Copying directories into minikube and persisting them

11/8/2018

I am trying to copy some directories into the minikube VM to be used by some of the pods that are running. These include API credential files and template files used at run time by the application. I have found you can copy files using scp into the /home/docker/ directory, however these files are not persisted over reboots of the VM. I have read files/directories are persisted if stored in the /data/ directory on the VM (among others) however I get permission denied when trying to copy files to these directories.

Are there:

A: Any directories in minikube that will persist data that aren't protected in this way

B: Any other ways of doing the above without running into this issue (could well be going about this the wrong way)

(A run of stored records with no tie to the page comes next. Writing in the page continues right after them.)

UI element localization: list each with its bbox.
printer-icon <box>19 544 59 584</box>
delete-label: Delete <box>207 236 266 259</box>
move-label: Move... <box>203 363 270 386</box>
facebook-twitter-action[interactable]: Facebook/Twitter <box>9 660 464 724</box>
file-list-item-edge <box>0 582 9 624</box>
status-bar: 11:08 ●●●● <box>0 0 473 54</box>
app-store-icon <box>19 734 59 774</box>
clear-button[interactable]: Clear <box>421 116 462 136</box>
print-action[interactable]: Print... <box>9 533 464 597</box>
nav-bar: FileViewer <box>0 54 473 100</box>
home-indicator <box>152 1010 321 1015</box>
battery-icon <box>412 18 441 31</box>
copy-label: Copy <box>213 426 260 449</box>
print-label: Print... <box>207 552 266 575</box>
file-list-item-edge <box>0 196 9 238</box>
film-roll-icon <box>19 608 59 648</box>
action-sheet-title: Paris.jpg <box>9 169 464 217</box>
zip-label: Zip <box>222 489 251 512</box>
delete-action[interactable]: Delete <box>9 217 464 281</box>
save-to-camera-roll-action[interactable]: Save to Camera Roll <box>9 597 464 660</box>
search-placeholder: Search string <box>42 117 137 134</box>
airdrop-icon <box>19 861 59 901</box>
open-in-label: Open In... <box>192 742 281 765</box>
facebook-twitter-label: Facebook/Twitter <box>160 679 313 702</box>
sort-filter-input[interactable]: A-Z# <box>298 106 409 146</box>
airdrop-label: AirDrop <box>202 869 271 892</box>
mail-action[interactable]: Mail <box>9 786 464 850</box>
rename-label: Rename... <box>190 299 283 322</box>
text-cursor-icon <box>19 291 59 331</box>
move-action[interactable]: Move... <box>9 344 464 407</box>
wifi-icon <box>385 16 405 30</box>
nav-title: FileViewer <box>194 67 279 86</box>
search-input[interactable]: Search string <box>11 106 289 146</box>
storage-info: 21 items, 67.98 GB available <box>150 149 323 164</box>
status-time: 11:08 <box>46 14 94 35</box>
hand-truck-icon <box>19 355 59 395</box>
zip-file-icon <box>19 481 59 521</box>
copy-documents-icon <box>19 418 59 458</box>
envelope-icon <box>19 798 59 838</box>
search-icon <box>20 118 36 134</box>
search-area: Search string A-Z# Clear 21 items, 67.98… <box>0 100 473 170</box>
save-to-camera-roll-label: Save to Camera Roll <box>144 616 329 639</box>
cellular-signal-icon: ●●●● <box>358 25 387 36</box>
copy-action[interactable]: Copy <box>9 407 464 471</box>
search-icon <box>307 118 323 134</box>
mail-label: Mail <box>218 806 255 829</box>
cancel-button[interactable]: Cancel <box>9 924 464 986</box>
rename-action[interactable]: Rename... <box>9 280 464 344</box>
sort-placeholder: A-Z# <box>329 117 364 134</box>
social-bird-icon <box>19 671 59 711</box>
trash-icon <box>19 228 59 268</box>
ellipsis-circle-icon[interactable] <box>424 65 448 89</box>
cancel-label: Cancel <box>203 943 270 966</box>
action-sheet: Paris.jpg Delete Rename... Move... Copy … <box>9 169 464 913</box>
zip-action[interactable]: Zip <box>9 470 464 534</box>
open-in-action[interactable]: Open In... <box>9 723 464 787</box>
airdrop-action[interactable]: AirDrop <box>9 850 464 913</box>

To clarify, I have already been able to mount the files from /home/docker/ into the pods using volumes, so it's just the persisting data I'm unclear about.

-- Sam White
kubernetes
minikube

2 Answers

11/8/2018

For minikube, data kept in $HOME/.minikube/files directory is copied to / directory in VM host by minikube.

-- nightfury1204
Source: StackOverflow

11/8/2018

Kubernetes has dedicated object types for these sorts of things. API credential files you might store in a Secret, and template files (if they aren't already built into your Docker image) could go into a ConfigMap. Both of them can either get translated to environment variables or mounted as artificial volumes in running containers.

In my experience, trying to store data directly on a node isn't a good practice. It's common enough to have multiple nodes, to not directly have login access to those nodes, and for them to be created and destroyed outside of your direct control (imagine an autoscaler running on a cloud provider that creates a new node when all of the existing nodes are 90% scheduled). There's a good chance your data won't (or can't) be on the host where you expect it.

This does lead to a proliferation of Kubernetes objects and associated resources, and you might find a Helm chart to be a good resource to tie them together. You can check the chart into source control along with your application, and deploy the whole thing in one shot. While it has a couple of useful features beyond just packaging resources together (a deploy-time configuration system, a templating language for the Kubernetes YAML itself) you can ignore these if you don't need them and just write a bunch of YAML files and a small control file.